Figure2.15 Retrieval performance of LS from Google search [11]
Figure2.16 Retrieval performance of LS from MSN live search [11]
In the
summarization, Wang concluded that DF was the best method for uniquely
identifying the desired documents; TF was easy to compute and did not need to
be updated unless documents were modified; TFIDF and the hybrid method
combining TFIDF and DF were good candidates for extracting the desired
documents [11]. By computing the average cosine similarity values of
top 10 returned pages with the desired page, WordRank based methods such as
WordRank3DF2 are best for retrieving highly relevant documents [11].
Word-rank is one
implementation of weighted graph ranking algorithm including undirected
weighted (on edges) graph and directed weighted (on edges) graph when a single
word/term is considered as a vertex and all content is a graph. A window size
parameter ‘w’ is introduced for
implementing connection among vertices. In undirected weighted graph, each word
has connection with other words only in the window size distance, including previous
w words and following w words. In directed weighted graph,
each word has connection with the following words only in the window size
distance. Take Figure2.14 as an example and set window size to 2, ‘packing’

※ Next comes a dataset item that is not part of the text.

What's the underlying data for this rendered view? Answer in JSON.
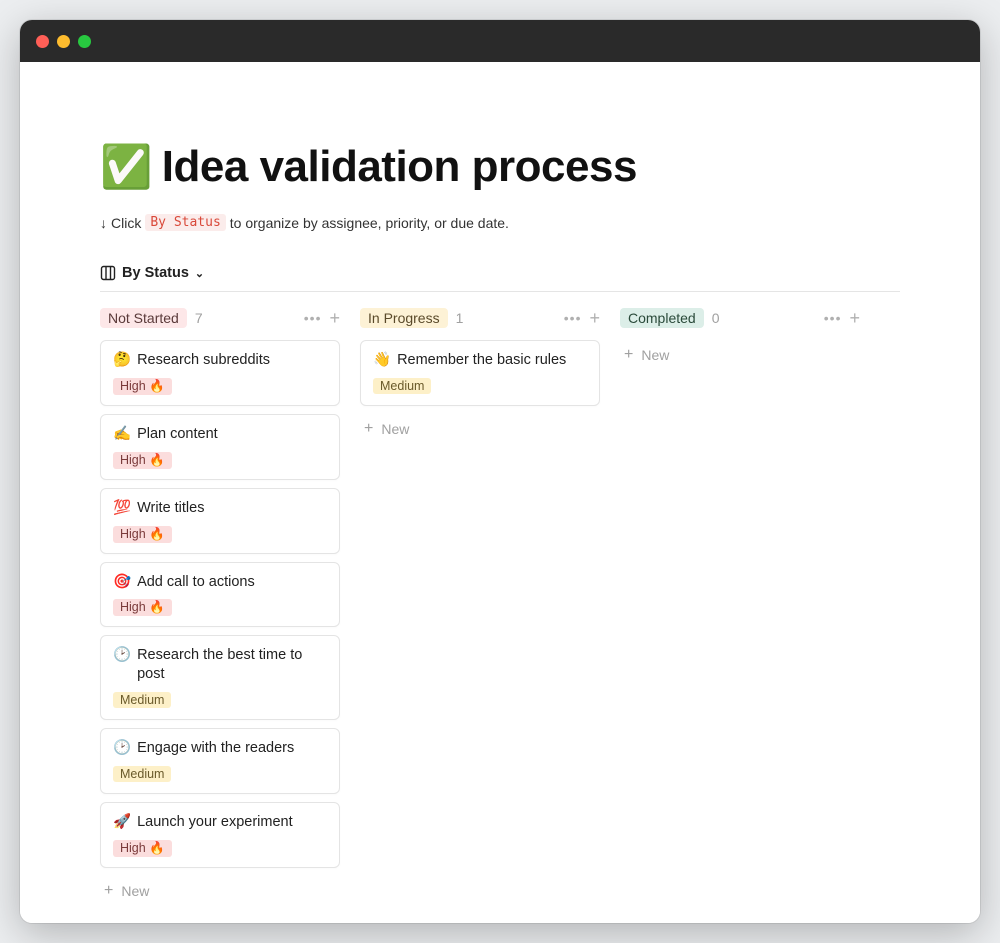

has connections with ‘ferocious’, ‘storm’, ‘freezing’ and ‘rain’ in undirected
weighted graph, while it only has connections with ‘freezing’ and ‘rain’ in
directed weighted graph. The score associated with each vertex is set to an
initial value of 1 and ranking algorithm, 2-6 for undirected weighted graph and 2-7 for directed weighted graph, is run on graph repeatedly
until it converges – usually for 20-30 iterations, at a threshold of 0.0001 [9].
Figure2.14
The expected end
result for this application is a set of words or phrases that are
representative for a natural language text. The terms to be ranked are
therefore sequences of one or more lexical units extracted from text, and these
represent the vertices that are added to the text graph. If more than 1 term
happened to be neighbors, they can be connected as a key phrase. Thus, the
language consistency in the content is preserved. Rada and Paul in their paper “TextRank:
Bring Order into Texts” gave a clear view of this passage “Compatibility of
systems of linear constraints over the set of natural numbers. Criteria of
compatibility of a system of linear Diophantine equations, strict inequations,
and nonstrict inequations are considered. Upper bounds for components of a
minimal set of solutions and algorithms of construction of minimal generating
sets of solutions for all types of systems are given. These criteria and the
corresponding algorithms for constructing a minimal supporting set of solutions
can be used in solving all the considered types systems and systems of mixed
types.” and extracted the following terms as results: “linear constraints”, “linear
Diophantine equations”, “natural
numbers”, “nonstrict inequations”,
“strict inequations” and “uper bounds” [9].